Desafiando
al frío, la lluvia y al coronavirus esta mañana he ido a trabajar. Hoy tampoco
me he afeitado. Por un pequeño problema dermatológico no lo hago todos los
días, sino de cuando en cuando, pero he pensado espaciar todavía más los
rasurados porque lucir barba de unos días ofrece un aspecto muy apropiado para
el estado de alarma. La imagen es importante. A la temprana hora en que acudo a
mi puesto de trabajo normalmente hay todavía muy poca gente por la calle, así
que hoy no he notado ninguna diferencia. Iba preparado para ser interceptado
por la policía, incluso por la Unidad Militar de Emergencias que ha sido
desplegada en algunas ciudades, y para explicarles en tono de complicidad que
soy uno de los suyos, de los héroes a los que estos días el deber exigía salir
de casa y arriesgar la salud y, quién sabe, puede que sacrificar la vida, para
que los servicios esenciales no se paralicen. No ha sido el caso, no me he
tropezado con ningún control. Quizás mejor, porque a diferencia de ellos yo soy
de los héroes más anónimos, de los que nunca recibirán el aplauso que estos
días se brinda a los sanitarios desde los balcones. No soy uno de los
funcionarios a los que la sociedad admira y reconoce sus méritos: médicos,
enfermeros, profesores, policías, bomberos, investigadores, astronautas. Soy de
esos que los barómetros del CIS identifican solamente como “funcionarios” y
valoran con una puntuación muy baja, los que trabajamos con papeles en un
despacho y a los que nos imaginan todavía con manguitos y dedicados durante
toda la jornada laboral a leer la prensa, tomar cafés y hacer la compra, salvo
para atender puntualmente a algún ciudadano con un “vuelva usted mañana”. Sé
que no contaremos con otra forma de gratitud que el magro pero puntual salario
y que el ritual discurso de despedida que nos dedican cuando nos jubilamos.

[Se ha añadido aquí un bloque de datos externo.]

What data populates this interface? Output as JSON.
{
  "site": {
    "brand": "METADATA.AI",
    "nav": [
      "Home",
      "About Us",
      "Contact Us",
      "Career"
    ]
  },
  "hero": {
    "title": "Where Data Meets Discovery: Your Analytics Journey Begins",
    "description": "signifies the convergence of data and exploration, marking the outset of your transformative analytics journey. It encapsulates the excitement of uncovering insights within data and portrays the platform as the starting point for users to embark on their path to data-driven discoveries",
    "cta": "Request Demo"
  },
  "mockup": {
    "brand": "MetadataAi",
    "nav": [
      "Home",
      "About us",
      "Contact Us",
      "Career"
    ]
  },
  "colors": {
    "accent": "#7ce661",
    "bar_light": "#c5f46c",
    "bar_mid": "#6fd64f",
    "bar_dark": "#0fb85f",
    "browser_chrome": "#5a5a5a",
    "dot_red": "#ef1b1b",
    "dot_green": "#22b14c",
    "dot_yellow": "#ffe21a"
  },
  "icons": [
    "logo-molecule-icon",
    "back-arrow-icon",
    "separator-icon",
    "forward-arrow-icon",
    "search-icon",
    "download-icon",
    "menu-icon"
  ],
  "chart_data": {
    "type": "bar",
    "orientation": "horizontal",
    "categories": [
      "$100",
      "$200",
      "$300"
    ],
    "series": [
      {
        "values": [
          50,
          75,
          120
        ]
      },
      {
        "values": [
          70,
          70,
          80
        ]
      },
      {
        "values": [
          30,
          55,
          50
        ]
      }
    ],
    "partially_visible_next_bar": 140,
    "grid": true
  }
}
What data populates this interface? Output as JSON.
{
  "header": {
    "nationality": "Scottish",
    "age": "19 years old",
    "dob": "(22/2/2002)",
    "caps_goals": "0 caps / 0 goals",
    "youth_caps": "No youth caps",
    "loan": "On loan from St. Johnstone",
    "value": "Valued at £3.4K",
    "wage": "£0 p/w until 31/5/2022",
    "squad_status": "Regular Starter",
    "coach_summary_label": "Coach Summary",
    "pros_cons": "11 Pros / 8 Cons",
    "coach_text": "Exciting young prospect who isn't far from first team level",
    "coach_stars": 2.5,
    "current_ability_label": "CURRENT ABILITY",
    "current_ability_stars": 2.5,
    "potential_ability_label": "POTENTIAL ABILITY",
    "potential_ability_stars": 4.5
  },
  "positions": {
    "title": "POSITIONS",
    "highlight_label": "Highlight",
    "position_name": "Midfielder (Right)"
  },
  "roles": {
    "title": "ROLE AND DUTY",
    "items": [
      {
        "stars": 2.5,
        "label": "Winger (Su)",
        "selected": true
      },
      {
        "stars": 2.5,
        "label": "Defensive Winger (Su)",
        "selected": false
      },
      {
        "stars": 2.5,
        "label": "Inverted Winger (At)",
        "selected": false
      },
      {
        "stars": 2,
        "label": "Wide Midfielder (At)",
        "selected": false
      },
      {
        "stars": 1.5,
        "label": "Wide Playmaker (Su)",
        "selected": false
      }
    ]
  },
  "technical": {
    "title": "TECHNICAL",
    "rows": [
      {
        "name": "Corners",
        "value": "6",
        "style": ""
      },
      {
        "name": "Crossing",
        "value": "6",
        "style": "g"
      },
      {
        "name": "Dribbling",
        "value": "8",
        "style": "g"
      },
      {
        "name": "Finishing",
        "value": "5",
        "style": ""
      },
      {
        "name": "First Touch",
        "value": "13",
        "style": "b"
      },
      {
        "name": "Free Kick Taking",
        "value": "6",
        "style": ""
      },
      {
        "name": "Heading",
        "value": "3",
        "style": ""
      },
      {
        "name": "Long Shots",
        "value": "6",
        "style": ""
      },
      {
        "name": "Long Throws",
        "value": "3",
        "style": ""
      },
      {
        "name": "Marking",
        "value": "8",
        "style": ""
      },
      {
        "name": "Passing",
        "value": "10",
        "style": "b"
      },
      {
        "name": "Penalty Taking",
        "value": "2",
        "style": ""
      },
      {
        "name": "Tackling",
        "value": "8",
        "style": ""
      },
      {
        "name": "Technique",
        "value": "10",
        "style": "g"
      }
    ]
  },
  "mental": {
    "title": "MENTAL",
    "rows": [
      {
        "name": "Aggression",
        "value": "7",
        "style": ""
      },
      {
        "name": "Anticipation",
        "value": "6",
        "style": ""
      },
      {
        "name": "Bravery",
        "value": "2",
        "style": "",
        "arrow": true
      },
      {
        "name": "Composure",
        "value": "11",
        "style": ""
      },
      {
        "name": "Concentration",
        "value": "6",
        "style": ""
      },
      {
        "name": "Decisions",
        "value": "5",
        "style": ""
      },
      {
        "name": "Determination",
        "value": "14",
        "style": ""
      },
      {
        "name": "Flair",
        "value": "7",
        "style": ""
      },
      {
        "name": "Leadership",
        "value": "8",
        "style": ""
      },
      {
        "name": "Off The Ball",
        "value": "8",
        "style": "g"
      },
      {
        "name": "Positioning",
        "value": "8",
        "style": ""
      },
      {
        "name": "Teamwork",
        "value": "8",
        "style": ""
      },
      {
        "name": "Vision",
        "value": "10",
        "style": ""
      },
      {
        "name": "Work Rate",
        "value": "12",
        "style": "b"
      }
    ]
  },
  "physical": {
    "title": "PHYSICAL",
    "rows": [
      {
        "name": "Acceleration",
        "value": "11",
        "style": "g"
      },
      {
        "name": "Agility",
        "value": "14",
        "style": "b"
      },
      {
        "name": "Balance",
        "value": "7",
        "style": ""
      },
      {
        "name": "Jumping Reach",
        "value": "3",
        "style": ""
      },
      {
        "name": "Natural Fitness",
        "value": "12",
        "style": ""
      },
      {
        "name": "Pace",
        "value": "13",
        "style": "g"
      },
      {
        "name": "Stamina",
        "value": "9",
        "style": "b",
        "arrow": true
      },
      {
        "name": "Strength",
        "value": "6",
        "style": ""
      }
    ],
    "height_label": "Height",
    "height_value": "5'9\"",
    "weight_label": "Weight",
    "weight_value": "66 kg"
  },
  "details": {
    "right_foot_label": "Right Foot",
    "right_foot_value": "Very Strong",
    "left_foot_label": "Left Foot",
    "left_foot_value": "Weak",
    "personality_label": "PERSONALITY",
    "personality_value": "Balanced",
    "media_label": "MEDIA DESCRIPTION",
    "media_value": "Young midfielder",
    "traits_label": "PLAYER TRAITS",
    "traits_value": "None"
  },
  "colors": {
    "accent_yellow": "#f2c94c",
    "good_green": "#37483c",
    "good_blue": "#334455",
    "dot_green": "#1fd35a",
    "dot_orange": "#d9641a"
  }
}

Nuestra labor es invisible. La mayoría de la gente cree que las nóminas de los
policías son confeccionadas por un sistema informático que no precisa
intervención humana, que los bomberos se llevan la manguera de casa, que no
hace falta comprar las mascarillas del personal sanitario porque proceden de
donaciones que hacen los ciudadanos de origen chino, que las oposiciones para
el ingreso de maestros se convocan solas, que las instancias que los ciudadanos
presentan a la Administración las leen los pajes que ayudan a los Reyes Magos,
que los hospitales los equipa Amancio Ortega y que los impuestos necesarios
para pagarlo todo se recaudan por arte de magia. Los que, entre bastidores,
movemos toda la maquinaria precisa para que los servicios públicos funcionen,
los burócratas, estamos condenados al menosprecio y al anonimato. No importa,
nuestro sentido de la responsabilidad está mucho más allá de esas pequeñas
miserias humanas.
En
nuestro servicio hemos tenido una baja, un compañero está con fiebre… ya
veremos si es coronavirus y si ha tenido la oportunidad de compartirlo con
alguien más durante las pasadas semanas. Algún otro se ha encerrado en su despacho
y ha comunicado que solo saldría de él para dirigirse al aseo provisto de
guantes y mascarilla, y que aplicando las recomendaciones de las autoridades
sanitarias no pensaba aproximarse a nadie ni tocar ningún expediente de papel.
Yo, sin llegar a ese extremo, también he procurado limitar al máximo el
contacto humano y apenas moverme de mi despacho. Aun estando separados solo por
una pared, nos hemos ido comunicando por correo electrónico y hemos solicitado
que nos envíen a teletrabajar, ya que en lugar del lema
#EsteVirusLoParamosUnidos nos estaban aplicando el de
#EsteVirusLoPasamosJuntos. Por fin, cuando llevábamos casi media jornada hecha,
la superioridad nos ha comunicado que a partir de mañana podemos trabajar en
casa. Las cosas de palacio…
Lo más
duro de todo ha sido que, por el cierre de bares y cafeterías, no se podía
tomar el acostumbrado café con pincho para el que tenemos concedidos treinta
minutos de pausa en el trabajo. Después de casi cuatro décadas de experiencia
laboral, a mi organismo le cuesta funcionar sin el adecuado nivel de cafeína en
sangre, y lo de comer algo a media mañana lo hago por prescripción facultativa.
Me he tenido que apañar comprando un café frío preelaborado, y algo de picar,
en el supermercado de abajo, teniendo buen cuidado de mantener la distancia de
seguridad, como reclamaban insistentemente por megafonía, y de no aglomerarme
en la caja.
A
partir de mañana, pues, estaré todavía más confinado en casa, salvo las salidas
imprescindibles. Al menos, tendré café de verdad y, lo más importante, por fin
he conseguido aprovisionarme de papel higiénico.